Modulating Light Emission Performance of PCSEL via GaN HEMT Driving Circuit
Yu-Heng Hong,
Ching-Yao Liu,
Jun-Da Chen,
Chun-Yen Peng,
Li-Chuan Tang,
Tien-Chang Lu,
Chun-Hsiung Lin,
Wei-Hua Chieng,
Edward Yi Chang,
Shih-Chen Chen,
Hao-Chung Kuo
Affiliations
Yu-Heng Hong
Semiconductor Research Center, Hon Hai Research Institute, Taipei 11492, Taiwan
Ching-Yao Liu
Department of Mechanical Engineering, College of Engineering, National Yang Ming Chiao Tung University, Hsinchu 30010, Taiwan
Jun-Da Chen
Semiconductor Research Center, Hon Hai Research Institute, Taipei 11492, Taiwan
Chun-Yen Peng
Semiconductor Research Center, Hon Hai Research Institute, Taipei 11492, Taiwan
Li-Chuan Tang
Department of Mechanical Engineering, College of Engineering, National Yang Ming Chiao Tung University, Hsinchu 30010, Taiwan
Tien-Chang Lu
Department of Photonics, Institute of Electro-Optical Engineering, College of Electrical and Computer Engineering, National Yang Ming Chiao Tung University, Hsinchu 30010, Taiwan
Chun-Hsiung Lin
International College of Semiconductor Technology, National Yang Ming Chiao Tung University, Hsinchu 30010, Taiwan
Wei-Hua Chieng
Department of Mechanical Engineering, College of Engineering, National Yang Ming Chiao Tung University, Hsinchu 30010, Taiwan
Edward Yi Chang
International College of Semiconductor Technology, National Yang Ming Chiao Tung University, Hsinchu 30010, Taiwan
Shih-Chen Chen
Semiconductor Research Center, Hon Hai Research Institute, Taipei 11492, Taiwan
Hao-Chung Kuo
Semiconductor Research Center, Hon Hai Research Institute, Taipei 11492, Taiwan
In this study, a paradigm for modulating the light emission performance of photonic-crystal surface-emitting laser (PCSEL) via GaN high electron mobility transistor (HEMT) driving circuit is proposed for the first time.

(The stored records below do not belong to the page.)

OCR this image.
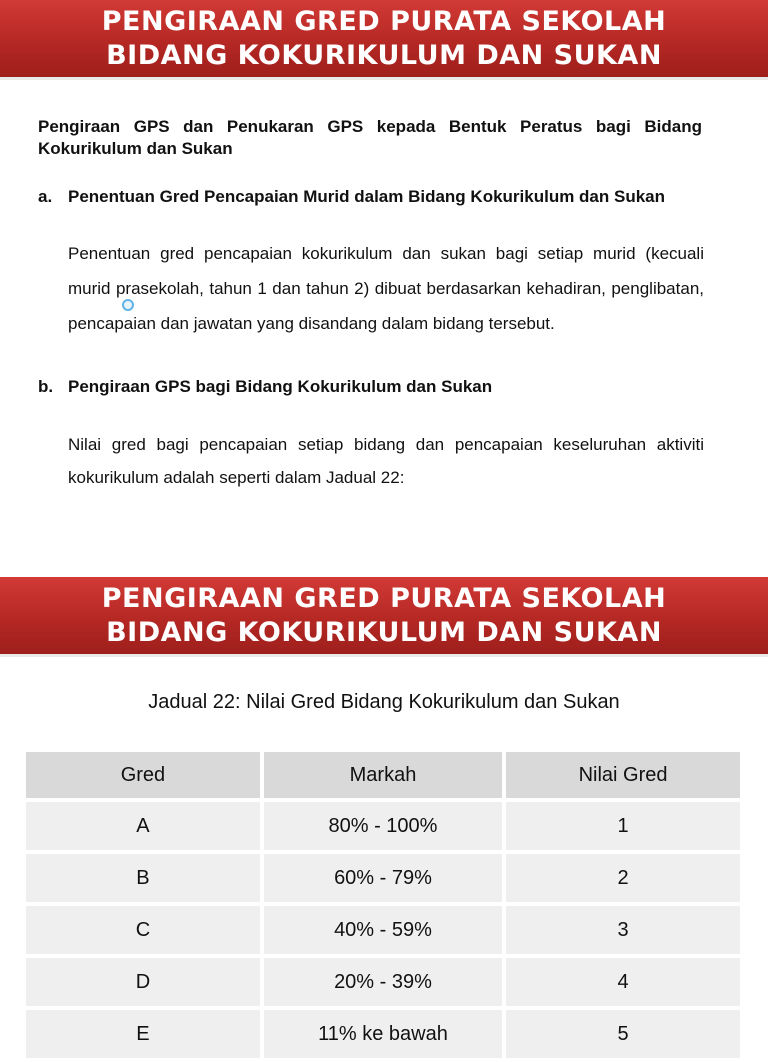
PENGIRAAN GRED PURATA SEKOLAH
BIDANG KOKURIKULUM DAN SUKAN
Pengiraan GPS dan Penukaran GPS kepada Bentuk Peratus bagi Bidang Kokurikulum dan Sukan
a. Penentuan Gred Pencapaian Murid dalam Bidang Kokurikulum dan Sukan
Penentuan gred pencapaian kokurikulum dan sukan bagi setiap murid (kecuali murid prasekolah, tahun 1 dan tahun 2) dibuat berdasarkan kehadiran, penglibatan, pencapaian dan jawatan yang disandang dalam bidang tersebut.
b. Pengiraan GPS bagi Bidang Kokurikulum dan Sukan
Nilai gred bagi pencapaian setiap bidang dan pencapaian keseluruhan aktiviti kokurikulum adalah seperti dalam Jadual 22:
PENGIRAAN GRED PURATA SEKOLAH
BIDANG KOKURIKULUM DAN SUKAN
Jadual 22: Nilai Gred Bidang Kokurikulum dan Sukan
Gred	Markah	Nilai Gred
A	80% - 100%	1
B	60% - 79%	2
C	40% - 59%	3
D	20% - 39%	4
E	11% ke bawah	5
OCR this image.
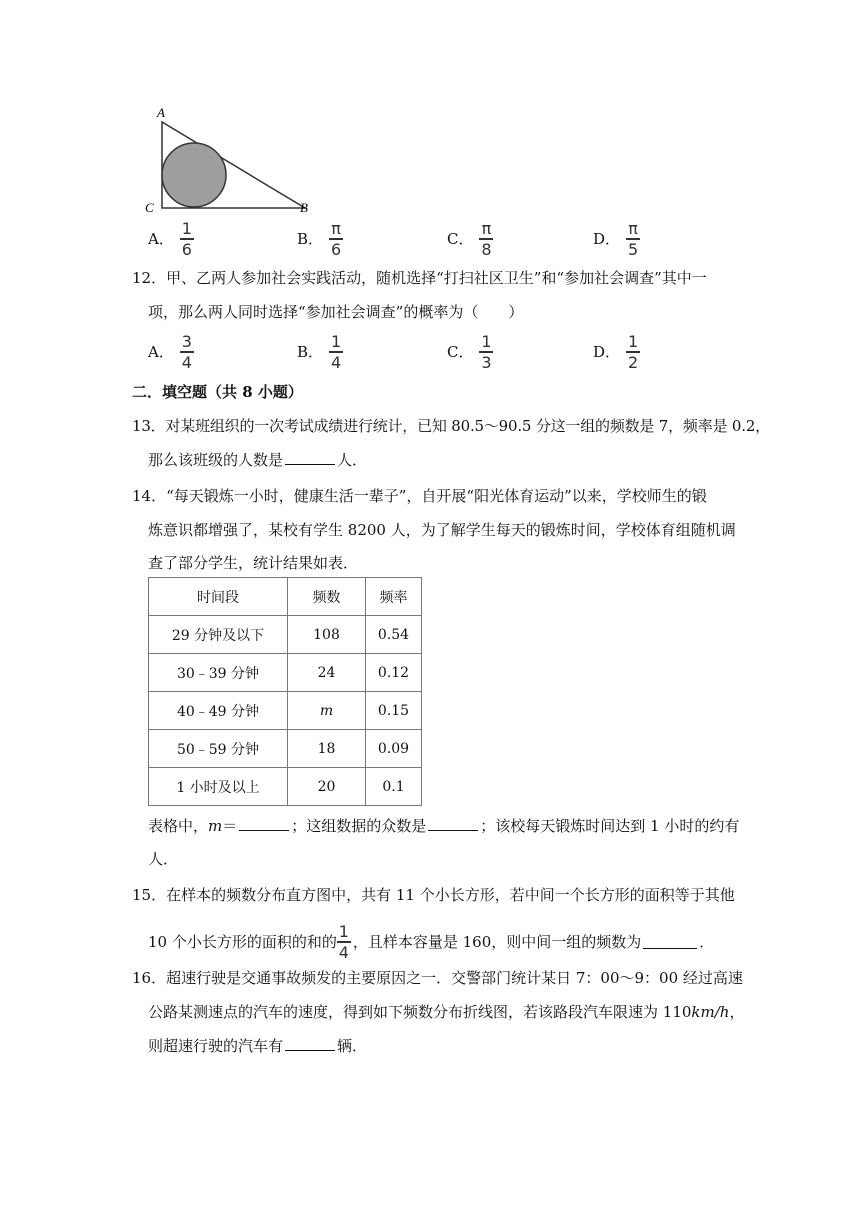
A
C	B
A． $\frac{1}{6}$	B． $\frac{\pi}{6}$	C． $\frac{\pi}{8}$	D． $\frac{\pi}{5}$
12．甲、乙两人参加社会实践活动，随机选择“打扫社区卫生”和“参加社会调查”其中一
项，那么两人同时选择“参加社会调查”的概率为（　　）
A． $\frac{3}{4}$	B． $\frac{1}{4}$	C． $\frac{1}{3}$	D． $\frac{1}{2}$
二．填空题（共 8 小题）
13．对某班组织的一次考试成绩进行统计，已知 80.5～90.5 分这一组的频数是 7，频率是 0.2，
那么该班级的人数是	人．
14．“每天锻炼一小时，健康生活一辈子”，自开展“阳光体育运动”以来，学校师生的锻
炼意识都增强了，某校有学生 8200 人，为了解学生每天的锻炼时间，学校体育组随机调
查了部分学生，统计结果如表．
时间段	频数	频率
29 分钟及以下	108	0.54
30﹣39 分钟	24	0.12
40﹣49 分钟	m	0.15
50﹣59 分钟	18	0.09
1 小时及以上	20	0.1
表格中，m＝	；这组数据的众数是	；该校每天锻炼时间达到 1 小时的约有
人．
15．在样本的频数分布直方图中，共有 11 个小长方形，若中间一个长方形的面积等于其他
10 个小长方形的面积的和的 $\frac{1}{4}$ ，且样本容量是 160，则中间一组的频数为	．
16．超速行驶是交通事故频发的主要原因之一．交警部门统计某日 7：00～9：00 经过高速
公路某测速点的汽车的速度，得到如下频数分布折线图，若该路段汽车限速为 110km/h，
则超速行驶的汽车有	辆．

For light detection and ranging (LiDAR) system, a faster pulse repetition frequency with shorter pulse width can provide not only high resolution but also sufficiently precise range resolution. Hereupon, comprehensive analyses for such an integrated system are conducted with not only electro-optical responses but also the corresponding optical behaviors. The relevant electrical characteristics of the employed GaN HEMT are examined at first. Next, the integrated system on a matrix board with its corresponding circuit topology is discussed, illustrating the relevant operating principles. Thereby, sufficient systematical scrutinization for relevant light emissions is performed for both photodiode responses and the optical behaviors under different conditions, paving a holistic panorama for the LiDAR system. Thus, prospects for the next generation LiDAR system in high-power and high-speed operation can be expected.